The Philippines economy grew an annual 6.6 percent in the December quarter of 2016, following a downwardly revised 7.0 percent expansion in the previous two quarters but slightly above market consensus of a 6.5 percent growth. It was the weakest expansion since the fourth quarter 2015, as private consumption and investment slowed while government spending and exports rose further.

In the three months to December, household consumption expanded 6.3 percent year-on-year, compared to a 7.1 percent increase in the second quarter. Government expenditure advanced 4.0 percent, faster than a 3.1 percent growth in the September quarter, as some programs under the new administration of President Rodrigo Duterte, who began a six-year term at the end of June 2016, were already completed.

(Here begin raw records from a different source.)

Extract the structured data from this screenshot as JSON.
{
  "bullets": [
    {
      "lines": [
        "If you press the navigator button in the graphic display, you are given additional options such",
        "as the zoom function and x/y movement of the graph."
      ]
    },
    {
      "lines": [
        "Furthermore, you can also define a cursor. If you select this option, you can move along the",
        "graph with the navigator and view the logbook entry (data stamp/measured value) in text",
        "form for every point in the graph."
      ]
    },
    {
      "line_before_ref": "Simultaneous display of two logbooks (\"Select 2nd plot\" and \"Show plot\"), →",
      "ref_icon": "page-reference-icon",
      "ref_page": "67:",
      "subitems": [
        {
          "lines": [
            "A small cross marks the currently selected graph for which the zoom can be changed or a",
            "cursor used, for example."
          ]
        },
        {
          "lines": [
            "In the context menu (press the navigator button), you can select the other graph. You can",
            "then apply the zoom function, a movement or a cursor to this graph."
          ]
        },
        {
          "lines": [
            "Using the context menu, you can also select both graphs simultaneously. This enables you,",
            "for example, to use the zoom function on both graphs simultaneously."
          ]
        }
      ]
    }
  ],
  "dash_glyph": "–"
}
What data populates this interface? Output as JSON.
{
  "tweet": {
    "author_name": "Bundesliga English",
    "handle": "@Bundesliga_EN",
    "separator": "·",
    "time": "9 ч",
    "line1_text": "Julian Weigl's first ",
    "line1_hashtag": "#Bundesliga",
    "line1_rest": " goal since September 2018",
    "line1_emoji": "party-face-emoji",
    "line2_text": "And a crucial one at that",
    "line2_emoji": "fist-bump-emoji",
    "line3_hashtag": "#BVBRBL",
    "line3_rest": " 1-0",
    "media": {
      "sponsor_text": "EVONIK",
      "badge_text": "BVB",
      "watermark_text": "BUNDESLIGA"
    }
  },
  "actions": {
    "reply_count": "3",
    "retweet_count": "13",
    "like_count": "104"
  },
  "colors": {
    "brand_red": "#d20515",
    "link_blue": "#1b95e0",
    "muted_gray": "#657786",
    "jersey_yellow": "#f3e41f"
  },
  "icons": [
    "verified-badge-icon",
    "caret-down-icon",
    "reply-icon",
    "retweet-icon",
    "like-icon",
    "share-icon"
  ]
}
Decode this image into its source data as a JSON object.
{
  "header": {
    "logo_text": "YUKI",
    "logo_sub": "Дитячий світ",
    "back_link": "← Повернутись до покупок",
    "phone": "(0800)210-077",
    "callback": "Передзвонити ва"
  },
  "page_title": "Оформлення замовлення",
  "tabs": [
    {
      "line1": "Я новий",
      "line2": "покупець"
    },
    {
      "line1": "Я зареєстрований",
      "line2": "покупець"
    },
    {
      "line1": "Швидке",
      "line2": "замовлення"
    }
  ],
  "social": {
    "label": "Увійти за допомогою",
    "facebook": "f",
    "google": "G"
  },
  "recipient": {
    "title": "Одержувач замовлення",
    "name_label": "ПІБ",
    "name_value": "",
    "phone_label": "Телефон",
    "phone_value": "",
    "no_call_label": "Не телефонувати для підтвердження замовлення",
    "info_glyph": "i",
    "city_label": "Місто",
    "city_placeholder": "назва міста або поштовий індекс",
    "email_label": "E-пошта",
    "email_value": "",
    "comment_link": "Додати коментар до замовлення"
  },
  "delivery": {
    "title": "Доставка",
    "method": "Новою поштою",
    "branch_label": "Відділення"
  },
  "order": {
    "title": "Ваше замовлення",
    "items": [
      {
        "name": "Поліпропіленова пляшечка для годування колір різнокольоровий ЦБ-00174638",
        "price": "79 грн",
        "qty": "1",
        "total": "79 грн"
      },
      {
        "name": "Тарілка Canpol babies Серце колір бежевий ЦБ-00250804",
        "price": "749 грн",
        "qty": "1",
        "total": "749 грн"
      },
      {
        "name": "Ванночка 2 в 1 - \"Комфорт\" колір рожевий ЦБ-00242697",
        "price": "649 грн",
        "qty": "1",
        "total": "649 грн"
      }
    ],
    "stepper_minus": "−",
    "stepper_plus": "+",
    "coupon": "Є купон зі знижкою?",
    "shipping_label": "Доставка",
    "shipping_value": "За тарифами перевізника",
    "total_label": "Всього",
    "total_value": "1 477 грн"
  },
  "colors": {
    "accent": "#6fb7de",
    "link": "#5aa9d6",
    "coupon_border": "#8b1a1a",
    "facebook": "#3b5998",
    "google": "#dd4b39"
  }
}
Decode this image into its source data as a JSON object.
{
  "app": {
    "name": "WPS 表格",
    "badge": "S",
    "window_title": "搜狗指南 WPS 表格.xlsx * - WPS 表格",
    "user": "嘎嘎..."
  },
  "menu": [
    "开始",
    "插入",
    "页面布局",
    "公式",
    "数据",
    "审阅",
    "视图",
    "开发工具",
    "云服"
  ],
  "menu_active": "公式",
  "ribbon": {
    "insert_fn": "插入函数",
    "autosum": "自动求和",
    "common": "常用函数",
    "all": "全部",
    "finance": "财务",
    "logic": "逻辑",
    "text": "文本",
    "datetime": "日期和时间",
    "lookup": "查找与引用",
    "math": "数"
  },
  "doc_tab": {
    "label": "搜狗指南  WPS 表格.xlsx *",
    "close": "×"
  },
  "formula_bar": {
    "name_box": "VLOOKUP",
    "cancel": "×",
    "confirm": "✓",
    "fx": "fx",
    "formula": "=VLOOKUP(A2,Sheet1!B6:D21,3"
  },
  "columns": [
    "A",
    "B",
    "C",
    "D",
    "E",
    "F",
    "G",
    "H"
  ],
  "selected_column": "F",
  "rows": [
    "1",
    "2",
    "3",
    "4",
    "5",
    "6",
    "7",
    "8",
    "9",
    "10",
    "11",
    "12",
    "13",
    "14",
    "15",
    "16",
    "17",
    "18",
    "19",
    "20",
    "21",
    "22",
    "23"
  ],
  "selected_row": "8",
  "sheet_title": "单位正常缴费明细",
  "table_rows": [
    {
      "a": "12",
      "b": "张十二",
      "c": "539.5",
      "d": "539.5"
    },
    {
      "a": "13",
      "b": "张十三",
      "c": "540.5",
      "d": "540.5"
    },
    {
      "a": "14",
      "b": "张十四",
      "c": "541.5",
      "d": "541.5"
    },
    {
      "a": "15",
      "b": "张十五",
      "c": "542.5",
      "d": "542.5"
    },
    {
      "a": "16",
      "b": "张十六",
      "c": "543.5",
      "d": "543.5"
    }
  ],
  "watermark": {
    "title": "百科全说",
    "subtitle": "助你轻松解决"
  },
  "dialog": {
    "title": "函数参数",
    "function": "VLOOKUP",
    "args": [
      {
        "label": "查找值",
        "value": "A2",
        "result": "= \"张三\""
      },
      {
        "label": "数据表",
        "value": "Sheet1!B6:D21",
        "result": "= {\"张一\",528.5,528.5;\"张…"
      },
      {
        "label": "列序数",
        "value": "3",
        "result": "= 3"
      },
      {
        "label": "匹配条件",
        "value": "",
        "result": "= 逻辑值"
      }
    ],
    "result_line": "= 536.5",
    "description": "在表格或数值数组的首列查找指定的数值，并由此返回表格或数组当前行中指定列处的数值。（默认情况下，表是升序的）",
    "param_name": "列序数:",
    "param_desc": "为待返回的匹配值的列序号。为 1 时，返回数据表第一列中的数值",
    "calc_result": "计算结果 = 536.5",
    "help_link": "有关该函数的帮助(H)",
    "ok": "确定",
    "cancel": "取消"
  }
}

Gross domestic capital formation increased by 15.0 percent, slowing from a 18.6 percent growth in the previous quarter but marking the seven straight quarters of double-digit growth. Investment in construction grew by 9.5 percent, followed by durable equipment (3.7 percent), breeding stocks & orchard development:(3.7 percent) and intellectual property products (28.7 percent).

Exports increased by 10.4 percent, faster than a 8.8 percent rise in the third quarter. While sales of goods rose 9.6 percent (from 7.8 percent in the third quarter), those of  services went up 13.6 percent (from +14.2 percent). Imports increased by 15.0 percent, following a 13.6 percent in the preceding quarter.

On the production side, the services sector advanced 7.4 6.9 percent, compared to a 6.8 percent growth in the three months to September quarter and accounted for 46.7 percent of the total economy. Growth in the sector was supported by public administration & defense; compulsory social security (12.1 percent), real estate (9.0 percent), trade and repair of motor vehicles, motorcycles, personal and household goods (6.9 percent), other services (6.5 percent), transport, storage & communication (6.3 percent) and financial intermediation (6.0 percent). The industry sector expanded 7.6 percent, following a 8.4 percent growth in the preceding quarter. Construction recorded the highest increase (11.0 percent), followed by electricity, gas and water supply (8.9 percent) and manufacturing (6.9 percent). In contrast, mining & quarrying shrank by 0.5 percent, following a 2.6 percent fall in the September quarter.  Agriculture, hunting, forestry and fishing declined by 1.1 percent, following a 2.9 percent growth in the previous period. 

For full 2016, the economy grew by 6.8 percent, faster than a 5.9 percent expansion in 2015.

For 2017, the economy is expected to advance between 6.5 to 7.5 percent.

On a quarter-on-quarter seasonally adjusted basis, the GDP advanced 1.7 percent in the fourth quarter 2016, compared to an upwardly revised 1.5 percent growth in the September quarter while market estimated a 1.6 percent growth.